Afin de mieux les comparer, nous avons rassemblé les résultats des deux sondages dans des tableaux communs.
Si les réponses à la première question semblent refléter des résultats plus ou moins identiques ou approchant, ce n’est pas du tout le cas pour la seconde question où les écarts sont plus flagrants.
Pour la questions sur les intentions de vote, si on applique les marges d’erreurs dans chaque sondage, les résultats se tiennent sauf pour la NVA sur la Flandre. En effet, même si on applique la marge d’erreur de 3,6% pour le baromètre d’Ipsos et de 3,3% pour celui de Dedicated Research, les résultats ne se rapprochent pas suffisamment: on reste respectivement à 36,9% et 38,2% soit une différence minime mais qui tend vers des intentions de vote plus proches de 37 à 38% plutôt que de presque 40%. Ce constat fait, on peut quand même conclure que les résultats pour cette première partie des baromètres se rejoignent.

En Flandre, derrière Bart De Wever, on trouve Peeters, Leterme et Di Rupo mais avec des résultats totalement différents. Ils sont à égalité dans le baromètre de La Libre RTBF mais clairement distingués dans celui de RTL TVI Le Soir. Les différences en terme de ranking sont plus marquées en Flandre qu’à Bruxelles.

A Bruxelles, si on se base sur le ranking des résultats, les personnalités obtiennent à peu de choses près la même position dans les deux baromètres toutes proportions gardées. Par exemple, Onkelinx et Milquet sont à égalité juste après Elio Di Rupo dans le baromètre politique de La Libre RTBF avec derrière elles Guy Verhofstadt alors que dans le Grand baromètre RTL TVI Le Soir, elle sont également à égalité mais avec Guy Verhofstadt qui les devance. Toujours à Bruxelles, Jean-Michel Javaux et Paul Magnette sont respectivement 5ème et 6ème dans les deux sondages. Rudy Demotte et Benoît Lutgen échangent leur place d’un baromètre à l’autre.
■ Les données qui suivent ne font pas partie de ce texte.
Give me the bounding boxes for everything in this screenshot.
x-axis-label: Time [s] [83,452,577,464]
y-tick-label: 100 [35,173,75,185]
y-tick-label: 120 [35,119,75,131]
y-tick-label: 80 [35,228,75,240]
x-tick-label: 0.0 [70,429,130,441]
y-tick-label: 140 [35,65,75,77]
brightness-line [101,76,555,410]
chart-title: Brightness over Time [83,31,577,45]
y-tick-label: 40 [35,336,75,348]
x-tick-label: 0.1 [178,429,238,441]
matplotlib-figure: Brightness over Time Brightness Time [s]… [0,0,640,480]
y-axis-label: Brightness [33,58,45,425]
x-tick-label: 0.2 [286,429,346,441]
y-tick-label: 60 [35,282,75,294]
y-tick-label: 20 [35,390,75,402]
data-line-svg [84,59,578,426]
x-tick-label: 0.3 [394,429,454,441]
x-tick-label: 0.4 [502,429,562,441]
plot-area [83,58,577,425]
En Wallonie, la seule certitude, c’est la personnalité la plus plébiscitée à savoir Elio Di Rupo. C’est le même constat pour les autres régions, la seule certitude est la 1er personnalité qui arrive en tête de sondage: Elio Di Rupo en Wallonie et à Bruxelles et Bart De Wever en Flandre.
On est donc confronté pour cette seconde partie des sondages à des écarts plus délicats à interpréter. L’inconnue se situe évidemment dans la constitution du pannel qui peut probablement faire varier fortement les réponses aux questions surtout lorsqu’il s’agit de se prononcer sur le rôle que pourrait jouer une trentaine de personnalités. Et on ne peut s’empêcher de citer les propos de Marc Dumoulin pour Dedicated Research qui justifie le choix d’augmenter l’échantillon du baromètre de La Libre RTBF sur les trois régions:
Plus l’échantillon est important, plus la diversité de la population est prise en compte et plus le résultat est fin.
Au-delà de ce premier constat, on se pose évidemment la question de savoir comment les deux baromètres vont pouvoir exister côte à côte trimestre après trimestre sans se distinguer plus. Le risque est grand de constater des différences flagrantes au gré des trimestres et des résultats. L’un comme l’autre gagnerait à se distinguer pour ne pas lasser le lecteur/auditeur.